Articles and Features
A Perfect Antidote to Disquiet Times: The Goofy Creatures of Szabolcs Bozó
By Adam Hencz
” I used to say that instead of Cubism, I represent the Cuteism movement”
Szabolcs Bozó
Szabolcs Bozó vaulted into prominence in mid-2020 when artnet news, an art magazine that rarely deals with Hungarian artists, published an article about his first solo show with Parisian gallery Semiose – an exhibition reported by Le Figaro and The Art Newspaper as well. That same year, he participated in The North Hill Residency program in California, run with support from “The Art World’s Patron Satan”, Stefan Simchowitz. But it was after the exhibition that Bozó opened at the L21 Gallery in Spain that collectors have lined up for the works of this self-taught painter. Elements such as the casual use of social media and working with great humility to the empowering nostalgia of his childish fantasy played a key role in his artistic success.
Twenty-eight-year-old Szabolcs Bozó has more than sixteen thousand Instagram followers, an absolute social media record among Hungarian artists. Before recently receiving a social media endorsement from Kenny Schachter among others, Bozó quietly had started to run his Instagram in 2018, a year after making friends and sharing a studio with fellow Hungarian painter Márton Nemes in London. Nemes became the first artist to encourage Bozó to produce more drawings, to make his ideas bigger, and to put them onto the canvas.
The Cartoonish Style of Szabolcs Bozó
In just a few years, Bozó has forged a recognisable style for himself. His brightly coloured, zoomorphic creatures are set against a not always clear white background; energetic figures, produced in abundance and humour. Painted in large formats, his endearing characters still seem cramped in their frame, like a gallery of creatures and gull-eyed animals. “The story of what inspired me to start drawing these characters is quite banal.” Szabolcs Bozó shared in an interview with Artmagazin. “I cleaned in restaurants for years with a so-called Henry vacuum cleaner. The characteristic of this industrial machine is that two large eyes and a smiling head are printed on them. Probably it could have burned into my memory. The other cartoon-like characters are the product of my imagination, I could draw them for days. I used to say that instead of Cubism, I represent the Cuteism movement.”

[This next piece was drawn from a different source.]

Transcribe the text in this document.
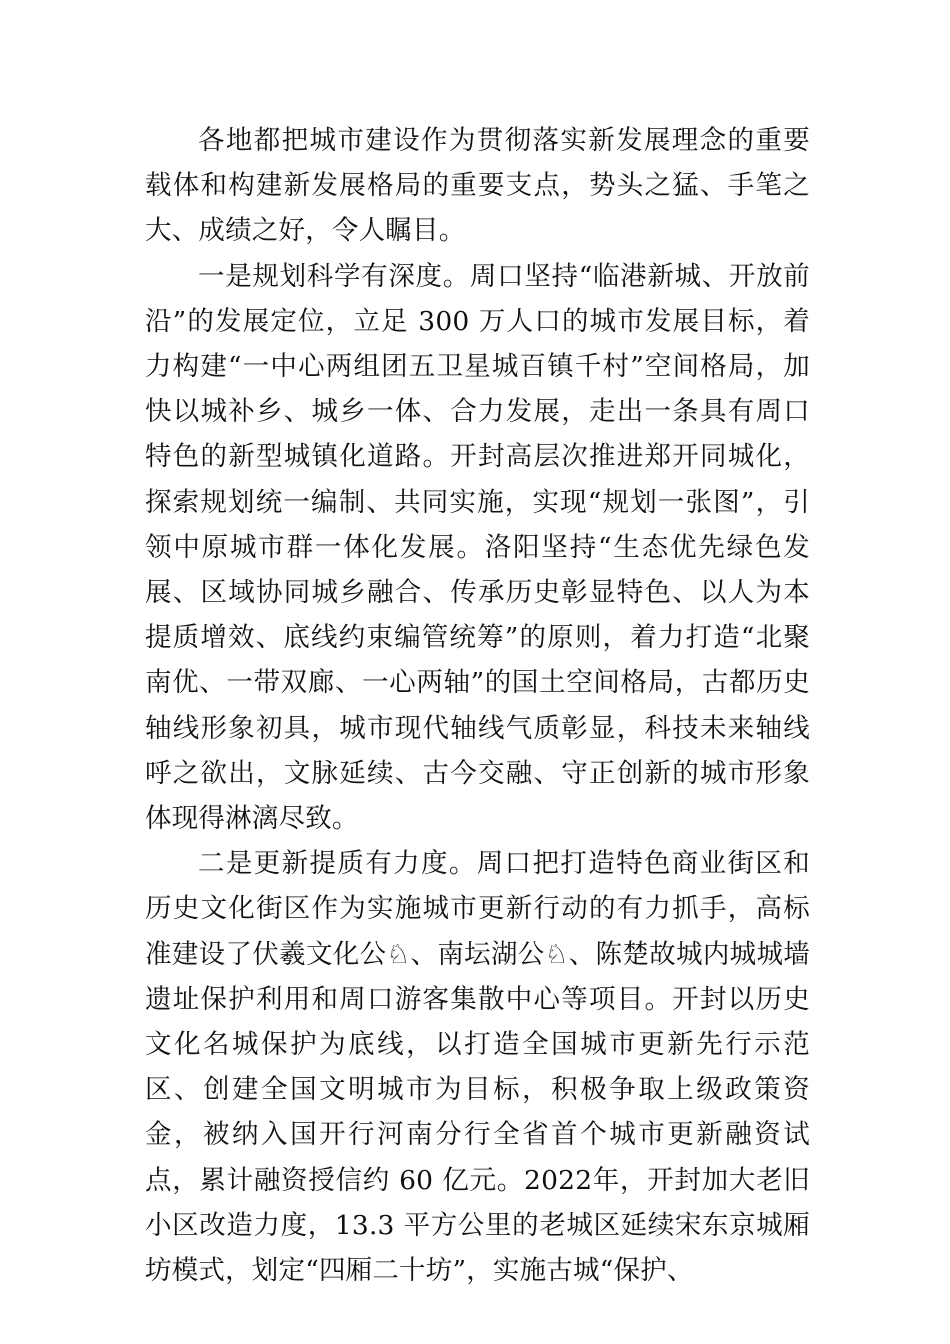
各地都把城市建设作为贯彻落实新发展理念的重要载体和构建新发展格局的重要支点，势头之猛、手笔之大、成绩之好，令人瞩目。

一是规划科学有深度。周口坚持“临港新城、开放前沿”的发展定位，立足 300 万人口的城市发展目标，着力构建“一中心两组团五卫星城百镇千村”空间格局，加快以城补乡、城乡一体、合力发展，走出一条具有周口特色的新型城镇化道路。开封高层次推进郑开同城化，探索规划统一编制、共同实施，实现“规划一张图”，引领中原城市群一体化发展。洛阳坚持“生态优先绿色发展、区域协同城乡融合、传承历史彰显特色、以人为本提质增效、底线约束编管统筹”的原则，着力打造“北聚南优、一带双廊、一心两轴”的国土空间格局，古都历史轴线形象初具，城市现代轴线气质彰显，科技未来轴线呼之欲出，文脉延续、古今交融、守正创新的城市形象体现得淋漓尽致。

二是更新提质有力度。周口把打造特色商业街区和历史文化街区作为实施城市更新行动的有力抓手，高标准建设了伏羲文化公♘、南坛湖公♘、陈楚故城内城城墙遗址保护利用和周口游客集散中心等项目。开封以历史文化名城保护为底线，以打造全国城市更新先行示范区、创建全国文明城市为目标，积极争取上级政策资金，被纳入国开行河南分行全省首个城市更新融资试点，累计融资授信约 60 亿元。2022年，开封加大老旧小区改造力度，13.3 平方公里的老城区延续宋东京城厢坊模式，划定“四厢二十坊”，实施古城“保护、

In the studio, Bozó drapes his canvas on the floor, filling in his figures like characters in “a giant colouring book.” Rather than even and solid planes of pigment, he opts for a looser hand. In this way, the green skin of an elephant, or the blue flesh of an octopus, become mottled, each inch an abstract play of chance and pattern. According to one of Bozó’s partner galleries, Semiose, the artist’s singular work deliberately flirts with the margins and develops in the lineage of the CoBrA movement (Alechinsky, Appel, Jorn) for its figures, or Franz West for its spirit. Similarities of register and style can also be detected with art brut or contemporary bad painting (Joe Bradley or Spencer Sweeney).
“In fact, I never felt like I was put into the ‘Eastern European’ category as an artist.”
Szabolcs Bozó for Artmagazin
Szabolcs’s paintings were discovered on Instagram and brought to the attention of art collectors by Mallorcan gallery L21. Since then, through numerous partner galleries, his works have been featured in shows in Stockholm, Paris, Shanghai and London. Today, collectors are virtually lined up for his new works, with significant private collections and galleries competing for his newest pieces. It is relatively rare for a contemporary Hungarian artist to achieve such an explosive success, for which a key element proved to be his ability to visually articulate the sense of life that defined 2020.
“In fact, I never felt like I was put into the ‘Eastern European’ category as an artist.” reflects Bozó on his welcome to the broader art world. “It is also true that I do not deal with political issues, my figures are mostly not tied to local pictorial traditions. Of course, there are a character or two that I bring from home. For a previous show, for example, I made a Süsü, the dragon, but the Czech figure Krtek, the Mole is also a recurring character.” In another series some less-easy-to-define creatures ride in strange vehicles or dance through the canvas. A few other, slightly monochromatic large-scale paintings frame a joyfully jumbled swirl of eyeballs, noses and smiles. What more can we ask for in these times, than such imagery made of vulnerable nostalgia and simple freedom?